Тогда женщина, встретившая меня, стала подавать завтрак. Завязался разговор, прерванный накануне, и я мог теперь хорошо рассмотреть моего старого учителя. Он казался усталым и старше своего возраста. Больной диабетом, он вынужден был воздерживаться от многих кушаний, принимал лекарства и подчинялся режиму. Его глаза были красные и припухшие; черты лица одутловаты, а нос слегка лиловый. Мы говорили о Золя. Процесс Дрейфуса сделал его героем дня.
«Это ум весьма посредственный», – заметил Сезанн. «При том очень плохой друг, потому что во всем он видит только себя. Так его роман „l'Oeuvre“, в котором он хотел меня изобразить – сплошная и бессовестная ложь для собственной славы. Я приехал в Париж расписывать церковь Saint-Sulpice. Тогда я был наивен и довольствовался малым, кроме того был воспитан в набожности. Я встретил Золя в Париже. Он был моим школьным товарищем, мы играли вместе на берегу Арка и оба писали стихи. Я помню, что писал их так же и на латинском языке, в котором был сильнее Золя. На этом же языке я сочинил целую пьесу. Да, в наши времена особенно хорошо изучали языки и литературу.»

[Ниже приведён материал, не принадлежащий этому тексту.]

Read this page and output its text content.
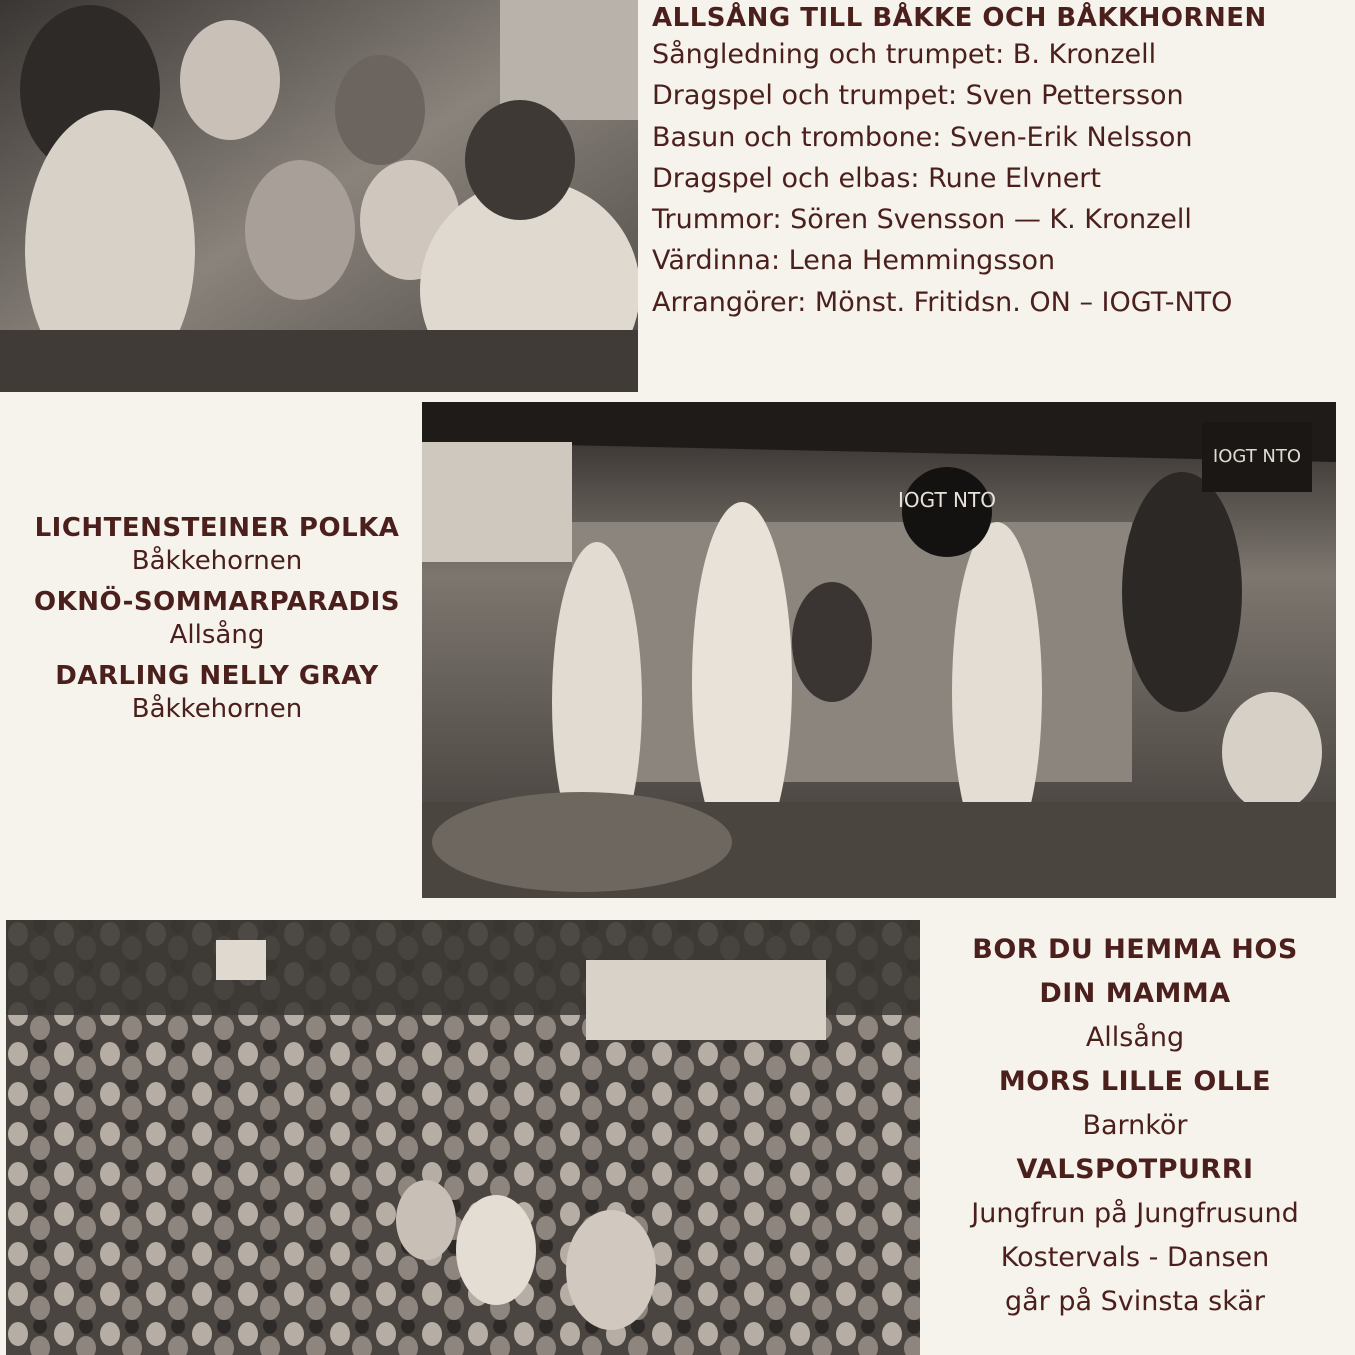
ALLSÅNG TILL BÅKKE OCH BÅKKHORNEN
Sångledning och trumpet: B. Kronzell
Dragspel och trumpet: Sven Pettersson
Basun och trombone: Sven-Erik Nelsson
Dragspel och elbas: Rune Elvnert
Trummor: Sören Svensson — K. Kronzell
Värdinna: Lena Hemmingsson
Arrangörer: Mönst. Fritidsn. ON – IOGT-NTO
LICHTENSTEINER POLKA
Båkkehornen
OKNÖ-SOMMARPARADIS
Allsång
DARLING NELLY GRAY
Båkkehornen
IOGT NTO
IOGT NTO
BOR DU HEMMA HOS
DIN MAMMA
Allsång
MORS LILLE OLLE
Barnkör
VALSPOTPURRI
Jungfrun på Jungfrusund
Kostervals - Dansen
går på Svinsta skär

Тут разговор перешел на недостатки современного образования. Сезанн много и с легкостью цитировал Вергилия, Горация и Лукреция, после чего вернулся к прежнему разговору:
«Итак когда я приехал в Париж, Золя посвятил мне и Байлю, моему покойному товарищу, „Исповедь Клода“ и представил меня Манэ. Я им был очень увлечен, и он меня прекрасно принял. Но моя всегдашняя застенчивость к сожалению, мне мешала часто бывать у него. Золя по мере того, как росла его слава, делался все более важным и принимал меня как бы из снисхождения. Мне до такой степени было это противно, что я перестал у него бывать. Много лет прошло, прежде чем я снова посетил его. В один прекрасный день я получил „L'Oeuvre“. Это было ударом для меня. Я узнал его сокровенные мысли о нас. Это скверная книга и в добавок вполне лживая».
Сезанн налил себе и мне вина. Разговор коснулся этого напитка.

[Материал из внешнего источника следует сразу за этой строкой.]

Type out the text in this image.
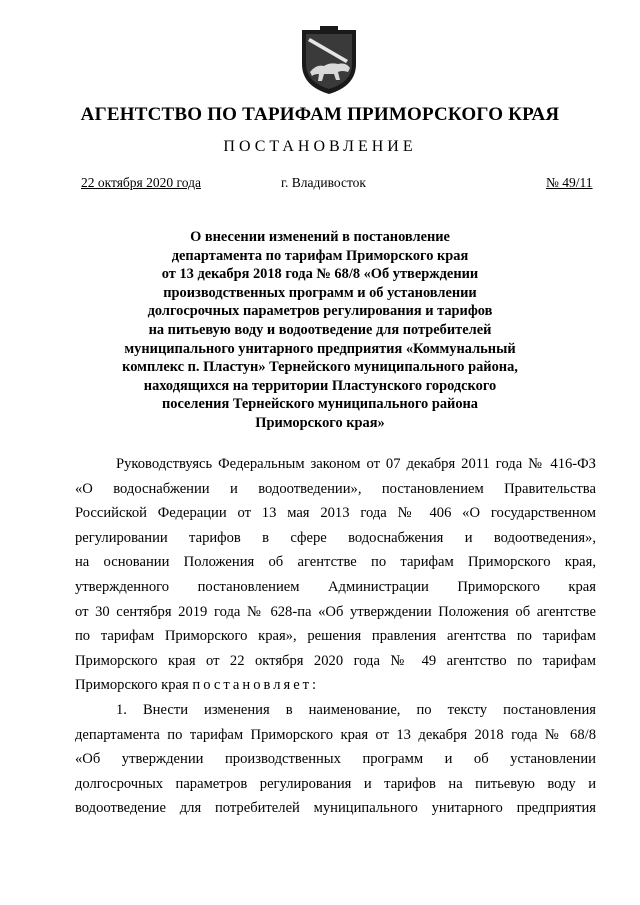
АГЕНТСТВО ПО ТАРИФАМ ПРИМОРСКОГО КРАЯ
ПОСТАНОВЛЕНИЕ
22 октября 2020 года	г. Владивосток	№ 49/11
О внесении изменений в постановление
департамента по тарифам Приморского края
от 13 декабря 2018 года № 68/8 «Об утверждении
производственных программ и об установлении
долгосрочных параметров регулирования и тарифов
на питьевую воду и водоотведение для потребителей
муниципального унитарного предприятия «Коммунальный
комплекс п. Пластун» Тернейского муниципального района,
находящихся на территории Пластунского городского
поселения Тернейского муниципального района
Приморского края»
Руководствуясь Федеральным законом от 07 декабря 2011 года № 416-ФЗ
«О водоснабжении и водоотведении», постановлением Правительства
Российской Федерации от 13 мая 2013 года № 406 «О государственном
регулировании тарифов в сфере водоснабжения и водоотведения»,
на основании Положения об агентстве по тарифам Приморского края,
утвержденного постановлением Администрации Приморского края
от 30 сентября 2019 года № 628-па «Об утверждении Положения об агентстве
по тарифам Приморского края», решения правления агентства по тарифам
Приморского края от 22 октября 2020 года № 49 агентство по тарифам
Приморского края постановляет:
1. Внести изменения в наименование, по тексту постановления
департамента по тарифам Приморского края от 13 декабря 2018 года № 68/8
«Об утверждении производственных программ и об установлении
долгосрочных параметров регулирования и тарифов на питьевую воду и
водоотведение для потребителей муниципального унитарного предприятия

«Видите, вино многим из нас повредило. Мой земляк Домье слишком много его пил: каким громадным мастером был бы он, если бы не это».
После завтрака мы пошли в мастерскую за город. Сезанн показал мне наконец свои картины в собственной мастерской. Это была большая комната, окрашенная серой клеевой краской, с окном, обращенным на север. Свет мне показался не совсем хорошим; скала и деревья давали рефлекс на картины.
«Вот все, чего можно было здесь добиться. Я выстроил мастерскую на свои средства, но архитектор сделал совсем не то, чего я хотел. Я робок, я богема!» – закричал он вдруг, раздражаясь. «Все смеются надо мной. У меня нет сил бороться; одиночество вот все, чего я достиг; да оно и лучше: по крайней мере никто меня не заарканит!» («personene me met le grappin dessus»). Говоря это он своими старческими пальцами изобразил крючок.